Callable modules

Question

Python doesn't allow modules to override or add any magic method, because keeping module objects simple, regular and lightweight is just too advantageous considering how rarely strong use cases appear where you could use magic methods there.

When such use cases do appear, the solution is to make a class instance masquerade as a module. Specifically, code your mod_call.py as follows:

import sys

class mod_call:
    def __call__(self):
        return 42

sys.modules[__name__] = mod_call()

Now your code importing and calling mod_call works fine.

Special methods are only guaranteed to be called implicitly when they are defined on the type, not on the instance. (__call__ is an attribute of the module instance mod_call, not of <type 'module'>.) You can't add methods to built-in types.

https://docs.python.org/reference/datamodel.html#special-lookup

As Miles says, you need to define the call on class level. So an alternative to Alex post is to change the class of sys.modules[__name__] to a subclass of the type of sys.modules[__name__] (It should be types.ModuleType).

This has the advantage that the module is callable while keeping all other properties of the module (like accessing functions, variables, ...).

import sys

class MyModule(sys.modules[__name__].__class__):
    def __call__(self):  # module callable
        return 42

sys.modules[__name__].__class__ = MyModule

Note: Tested with python3.6.

Christoph Böddeker's answer seems to be the best way to create a callable module, but as a comment says, it only works in Python 3.5 and up.

The benefit is that you can write your module like normal, and just add the class reassignment at the very end, i.e.

# coolmodule.py
import stuff

var = 33
class MyClass:
   ...
def function(x, y):
   ...

class CoolModule(types.ModuleType):
    def __call__(self):
        return 42
sys.modules[__name__].__class__ = CoolModule

and everything works, including all expected module attributes like __file__ being defined. (This is because you're actually not changing the module object resulting from the import at all, just "casting" it to a subclass with a __call__ method, which is exactly what we want.)

To get this to work similarly in Python versions below 3.5, you can adapt Alex Martelli's answer to make your new class a subclass of ModuleType, and copy all the module's attributes into your new module instance:

#(all your module stuff here)

class CoolModule(types.ModuleType):
    def __init__(self):
        types.ModuleType.__init__(self, __name__)
        # or super().__init__(__name__) for Python 3
        self.__dict__.update(sys.modules[__name__].__dict__)
    def __call__(self):
        return 42

sys.modules[__name__] = CoolModule()

Now __file__, __name__ and other module attributes are defined (which aren't present if just following Alex's answer), and your imported module object still "is a" module.

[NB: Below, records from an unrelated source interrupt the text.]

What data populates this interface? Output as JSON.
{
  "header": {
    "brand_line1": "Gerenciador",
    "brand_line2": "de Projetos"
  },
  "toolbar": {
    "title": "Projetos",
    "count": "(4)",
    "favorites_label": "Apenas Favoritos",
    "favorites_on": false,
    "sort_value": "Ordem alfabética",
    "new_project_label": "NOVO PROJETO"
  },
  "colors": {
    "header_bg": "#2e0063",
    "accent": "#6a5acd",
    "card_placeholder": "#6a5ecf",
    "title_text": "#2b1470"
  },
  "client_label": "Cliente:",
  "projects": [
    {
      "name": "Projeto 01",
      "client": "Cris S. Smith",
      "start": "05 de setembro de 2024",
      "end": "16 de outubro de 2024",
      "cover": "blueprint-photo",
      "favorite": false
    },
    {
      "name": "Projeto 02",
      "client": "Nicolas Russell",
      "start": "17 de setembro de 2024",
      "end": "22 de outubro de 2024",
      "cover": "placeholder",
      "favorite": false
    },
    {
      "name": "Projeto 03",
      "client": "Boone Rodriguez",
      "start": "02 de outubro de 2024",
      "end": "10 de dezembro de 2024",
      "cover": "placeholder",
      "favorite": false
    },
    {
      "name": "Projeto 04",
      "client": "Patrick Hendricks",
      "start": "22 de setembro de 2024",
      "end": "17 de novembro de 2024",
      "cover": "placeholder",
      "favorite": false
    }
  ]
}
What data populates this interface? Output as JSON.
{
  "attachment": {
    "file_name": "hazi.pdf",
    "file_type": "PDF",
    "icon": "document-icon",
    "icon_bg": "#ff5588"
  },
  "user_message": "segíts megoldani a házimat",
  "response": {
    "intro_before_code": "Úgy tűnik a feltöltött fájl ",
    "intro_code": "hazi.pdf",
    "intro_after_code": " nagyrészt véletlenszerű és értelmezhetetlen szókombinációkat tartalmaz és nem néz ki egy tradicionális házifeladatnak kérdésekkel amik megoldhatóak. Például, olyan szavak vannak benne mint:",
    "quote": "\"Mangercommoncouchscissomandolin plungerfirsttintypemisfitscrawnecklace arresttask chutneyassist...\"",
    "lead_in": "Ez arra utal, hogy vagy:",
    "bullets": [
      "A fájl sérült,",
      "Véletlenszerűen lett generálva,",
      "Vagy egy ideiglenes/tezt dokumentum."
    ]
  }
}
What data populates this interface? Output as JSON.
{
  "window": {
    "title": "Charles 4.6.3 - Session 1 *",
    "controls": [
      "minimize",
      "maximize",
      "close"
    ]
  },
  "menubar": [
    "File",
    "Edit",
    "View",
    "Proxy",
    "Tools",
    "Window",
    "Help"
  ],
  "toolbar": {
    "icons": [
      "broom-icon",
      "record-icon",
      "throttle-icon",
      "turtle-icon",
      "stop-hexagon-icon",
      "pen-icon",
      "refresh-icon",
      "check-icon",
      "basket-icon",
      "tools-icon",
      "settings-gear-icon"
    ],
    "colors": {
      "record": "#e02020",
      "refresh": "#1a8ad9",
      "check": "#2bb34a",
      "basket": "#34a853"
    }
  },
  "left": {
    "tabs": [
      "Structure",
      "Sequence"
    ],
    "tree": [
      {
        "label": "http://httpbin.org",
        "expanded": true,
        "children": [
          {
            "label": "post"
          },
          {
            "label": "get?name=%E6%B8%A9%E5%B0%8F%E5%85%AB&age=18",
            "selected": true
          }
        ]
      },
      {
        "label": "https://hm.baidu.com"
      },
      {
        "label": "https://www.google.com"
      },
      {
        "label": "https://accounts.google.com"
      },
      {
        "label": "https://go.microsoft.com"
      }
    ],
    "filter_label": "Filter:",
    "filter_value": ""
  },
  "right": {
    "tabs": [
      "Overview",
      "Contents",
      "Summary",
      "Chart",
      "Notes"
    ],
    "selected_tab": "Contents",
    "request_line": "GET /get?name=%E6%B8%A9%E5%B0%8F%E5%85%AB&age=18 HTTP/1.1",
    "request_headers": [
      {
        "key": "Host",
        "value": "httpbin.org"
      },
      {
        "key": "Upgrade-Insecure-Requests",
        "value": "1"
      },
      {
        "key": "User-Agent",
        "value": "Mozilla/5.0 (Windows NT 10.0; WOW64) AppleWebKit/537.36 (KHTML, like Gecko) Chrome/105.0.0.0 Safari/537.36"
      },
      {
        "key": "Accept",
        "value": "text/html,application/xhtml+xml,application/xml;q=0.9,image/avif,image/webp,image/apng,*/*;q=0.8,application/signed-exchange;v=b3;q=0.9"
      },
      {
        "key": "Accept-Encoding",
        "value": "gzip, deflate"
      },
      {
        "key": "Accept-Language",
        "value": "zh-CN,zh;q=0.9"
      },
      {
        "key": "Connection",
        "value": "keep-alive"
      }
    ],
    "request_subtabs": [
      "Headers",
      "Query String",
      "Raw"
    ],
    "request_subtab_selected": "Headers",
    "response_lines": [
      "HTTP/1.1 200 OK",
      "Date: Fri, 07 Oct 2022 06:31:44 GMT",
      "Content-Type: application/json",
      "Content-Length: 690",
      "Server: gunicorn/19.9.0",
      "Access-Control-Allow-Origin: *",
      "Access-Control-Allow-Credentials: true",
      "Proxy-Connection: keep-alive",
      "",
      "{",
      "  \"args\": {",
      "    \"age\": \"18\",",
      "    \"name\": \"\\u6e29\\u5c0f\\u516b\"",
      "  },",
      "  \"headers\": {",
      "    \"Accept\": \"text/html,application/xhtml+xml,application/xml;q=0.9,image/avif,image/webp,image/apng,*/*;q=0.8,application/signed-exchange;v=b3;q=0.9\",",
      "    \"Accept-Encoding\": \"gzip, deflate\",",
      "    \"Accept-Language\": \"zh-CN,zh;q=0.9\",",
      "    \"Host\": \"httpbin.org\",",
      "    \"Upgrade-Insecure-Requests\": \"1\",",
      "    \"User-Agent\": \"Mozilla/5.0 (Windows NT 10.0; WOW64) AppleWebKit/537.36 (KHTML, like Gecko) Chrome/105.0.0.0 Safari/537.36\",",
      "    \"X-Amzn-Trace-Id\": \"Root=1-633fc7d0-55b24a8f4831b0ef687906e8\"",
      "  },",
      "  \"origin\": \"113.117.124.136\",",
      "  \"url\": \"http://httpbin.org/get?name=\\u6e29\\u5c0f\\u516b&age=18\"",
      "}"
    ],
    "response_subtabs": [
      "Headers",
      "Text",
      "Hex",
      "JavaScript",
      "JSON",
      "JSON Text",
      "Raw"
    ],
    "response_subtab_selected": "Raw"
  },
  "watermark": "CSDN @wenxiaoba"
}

All answers work only for import mod_call. To get it working simultaneously for from mod_call import *, the solution of @Alex Martelli can be enhanced as follow

import sys

class mod_call:
    def __call__(self):
        return 42
    mod_call = __call__
    __all__ = list(set(vars().keys()) - {'__qualname__'})   # for python 2 and 3

sys.modules[__name__] = mod_call()

This solution was derived with the discussion of an answer of a similar problem.

To turn the solution into a convenient reusable function:

def set_module(cls, __name__):
    import sys

    class cls2(sys.modules[__name__].__class__, cls):
        pass

    sys.modules[__name__].__class__ = cls2

save it to, say, util.py. Then in your module,

import util

class MyModule:
    def __call__(self):  # module callable
        return 42

util.set_module(MyModule, __name__)

Hurray!

I wrote this because I need to enhance a lot of modules with this trick.

---

P.S. Few days after I wrote this answer, I removed this trick from my code, since it is so tricky for tools like Pylint to understand.